Supongo que sabrán de quién hablo si hablo de Eduardo Inda. Tiene un currículo de esos que parece que se comen el mundo y luego ni zorro ni lobo, siendo estos cánidos animales que tanto me recuerdan al mentado. A mí me lo recuerdan. No sé por qué, pero yo me echaría a temblar en cuanto un tipo así saca su sonrisa a pasear.

Igual que me daría cagalera si tuviera enfrente un bicharraco tipo hiena y supiera que mis heridas no me mantendrían de pie mucho tiempo. Qué miedo. Con este señor, al que ni lo seguí cuando dicen que hacía de las suyas como director del deportivo Marca ni lo he leído en mi puta vida en nada que haya escrito jamás, sea formato libro, sea columnita o lo que quiera que escriba en lo de Pedro José Ramírez -me da igual que ya no enseñe tirantes ni íntimos ligueros como director del papel-, con este señor, digo, sólo me relaciono por imperativo profesional, porque lo manda el guión de esta columna.

Así que mi conocimiento, mi repelús, mi rechazo, mi prevención, mi opinión, es sólo, y ya es mucho, por su presencia en televisión. Este señor tiene la habilidad de parecer sensato y ser dueño de una expresión de cordero degollado hasta que sus labios se van abriendo poco a poco, la comisura de la boca parece descender, ladea un poquito la cabeza, entorna casi sin que nadie lo note los ojos, e irrumpe su sonrisa.

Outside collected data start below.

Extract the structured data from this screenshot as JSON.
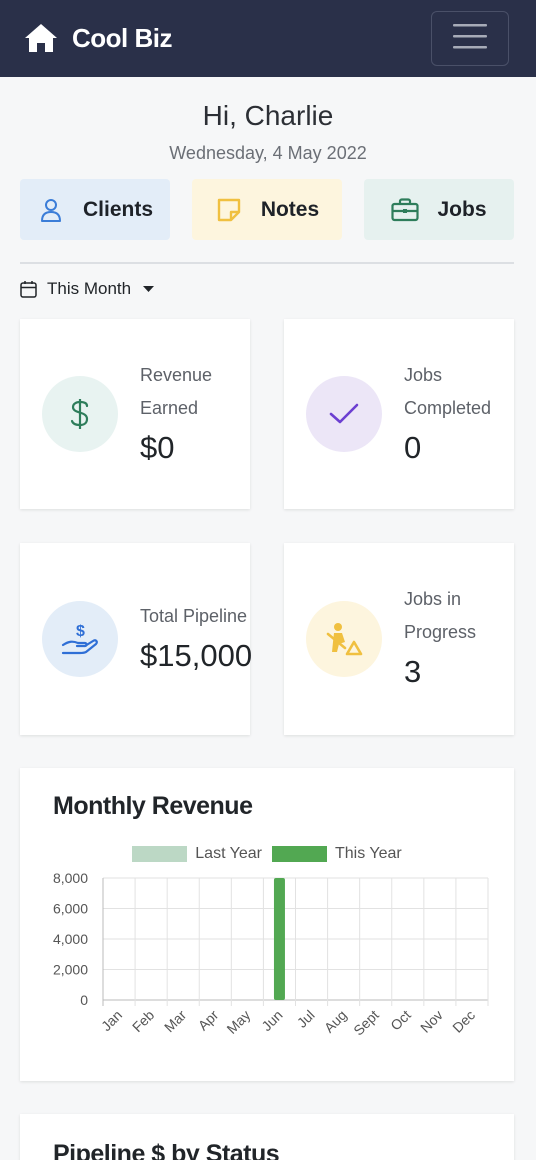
{
  "navbar": {
    "brand_name": "Cool Biz",
    "brand_icon": "home-icon",
    "menu_icon": "hamburger-icon"
  },
  "header": {
    "greeting": "Hi, Charlie",
    "date": "Wednesday, 4 May 2022"
  },
  "quick_links": [
    {
      "label": "Clients",
      "icon": "user-icon",
      "bg": "#e3edf8",
      "color": "#3b7dd8"
    },
    {
      "label": "Notes",
      "icon": "sticky-note-icon",
      "bg": "#fdf5de",
      "color": "#f0c040"
    },
    {
      "label": "Jobs",
      "icon": "briefcase-icon",
      "bg": "#e6f1ef",
      "color": "#2e7d5b"
    }
  ],
  "period": {
    "label": "This Month",
    "icon": "calendar-icon"
  },
  "stats": [
    {
      "label": "Revenue Earned",
      "value": "$0",
      "icon": "dollar-icon",
      "bg": "#e8f3f1",
      "color": "#2e7d5b"
    },
    {
      "label": "Jobs Completed",
      "value": "0",
      "icon": "check-icon",
      "bg": "#ece6f7",
      "color": "#6c3fd1"
    },
    {
      "label": "Total Pipeline",
      "value": "$15,000",
      "icon": "hand-holding-dollar-icon",
      "bg": "#e3edf8",
      "color": "#2f6fd6"
    },
    {
      "label": "Jobs in Progress",
      "value": "3",
      "icon": "person-digging-icon",
      "bg": "#fdf5de",
      "color": "#f0c040"
    }
  ],
  "chart_title": "Monthly Revenue",
  "chart_data": {
    "type": "bar",
    "categories": [
      "Jan",
      "Feb",
      "Mar",
      "Apr",
      "May",
      "Jun",
      "Jul",
      "Aug",
      "Sept",
      "Oct",
      "Nov",
      "Dec"
    ],
    "series": [
      {
        "name": "Last Year",
        "color": "#bcd8c5",
        "values": [
          0,
          0,
          0,
          0,
          0,
          0,
          0,
          0,
          0,
          0,
          0,
          0
        ]
      },
      {
        "name": "This Year",
        "color": "#52a852",
        "values": [
          0,
          0,
          0,
          0,
          0,
          8000,
          0,
          0,
          0,
          0,
          0,
          0
        ]
      }
    ],
    "yticks": [
      "0",
      "2,000",
      "4,000",
      "6,000",
      "8,000"
    ],
    "ylim": [
      0,
      8000
    ],
    "grid": true,
    "legend": "top"
  },
  "next_section_title": "Pipeline $ by Status"
}
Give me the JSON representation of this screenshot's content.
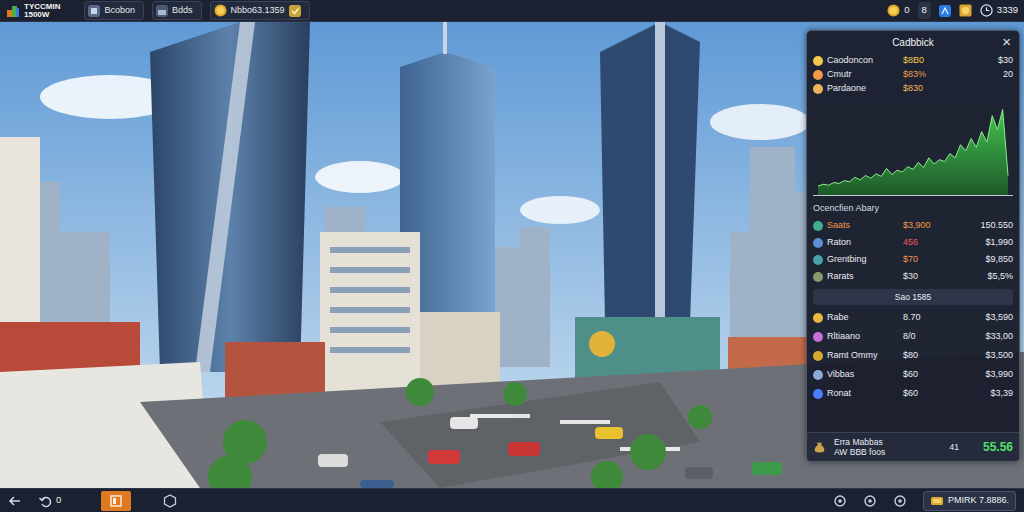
{
  "top_bar": {
    "logo": {
      "line1": "TYCCMIN",
      "line2": "1500W"
    },
    "tabs": [
      {
        "label": "Bcobon",
        "selected": false
      },
      {
        "label": "Bdds",
        "selected": false
      },
      {
        "label": "Nbbo63.1359",
        "selected": false
      }
    ],
    "resources": [
      {
        "kind": "coin",
        "value": "0"
      },
      {
        "kind": "box",
        "value": "8"
      },
      {
        "kind": "clock",
        "value": "3339"
      }
    ]
  },
  "panel": {
    "title": "Cadbbick",
    "close": "×",
    "summary": [
      {
        "label": "Caodoncon",
        "value": "$8B0",
        "extra": "$30",
        "color": "#f2c94c"
      },
      {
        "label": "Cmutr",
        "value": "$83%",
        "extra": "20",
        "color": "#f2994a"
      },
      {
        "label": "Pardaone",
        "value": "$830",
        "color": "#f2b35a"
      }
    ],
    "chart": {
      "values": [
        8,
        10,
        9,
        12,
        11,
        14,
        13,
        18,
        15,
        20,
        17,
        22,
        19,
        28,
        21,
        26,
        24,
        30,
        27,
        35,
        29,
        40,
        33,
        38,
        36,
        45,
        40,
        55,
        48,
        62,
        52,
        70,
        58,
        88,
        72,
        95,
        20
      ]
    },
    "section_title": "Ocencfien Abary",
    "overview": [
      {
        "label": "Saats",
        "value": "$3,900",
        "total": "150.550",
        "color": "#f2994a"
      },
      {
        "label": "Raton",
        "value": "456",
        "total": "$1,990",
        "color": "#eb5757"
      },
      {
        "label": "Grentbing",
        "value": "$70",
        "total": "$9,850",
        "color": "#f2994a"
      },
      {
        "label": "Rarats",
        "value": "$30",
        "total": "$5,5%",
        "color": "#e6e6e6"
      }
    ],
    "divider": "Sao 1585",
    "assets": [
      {
        "label": "Rabe",
        "value": "8.70",
        "total": "$3,590",
        "color": "#e9b73b"
      },
      {
        "label": "Rltiaano",
        "value": "8/0",
        "total": "$33,00",
        "color": "#c86dd7"
      },
      {
        "label": "Ramt Ommy",
        "value": "$80",
        "total": "$3,500",
        "color": "#d8a933"
      },
      {
        "label": "Vibbas",
        "value": "$60",
        "total": "$3,990",
        "color": "#8aa9d8"
      },
      {
        "label": "Ronat",
        "value": "$60",
        "total": "$3,39",
        "color": "#4d7cff"
      }
    ],
    "footer": {
      "line1": "Erra Mabbas",
      "line2": "AW BBB foos",
      "count": "41",
      "total": "55.56"
    }
  },
  "bottom_bar": {
    "undo_count": "0",
    "badge": "PMIRK 7.8886."
  }
}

Parece sincera, pero es la estrategia del cazador. Radiante, iluminada, blanca, pero sólo esconde los restos de la última bacanal con exceso de sangre. No me lo creo como periodista, que es lo que importa aquí. No me da credibilidad. Me resulta cínico, capaz de todo, incluso de mearse en el periodismo como haría un chacal cuando ha devorado a su víctima.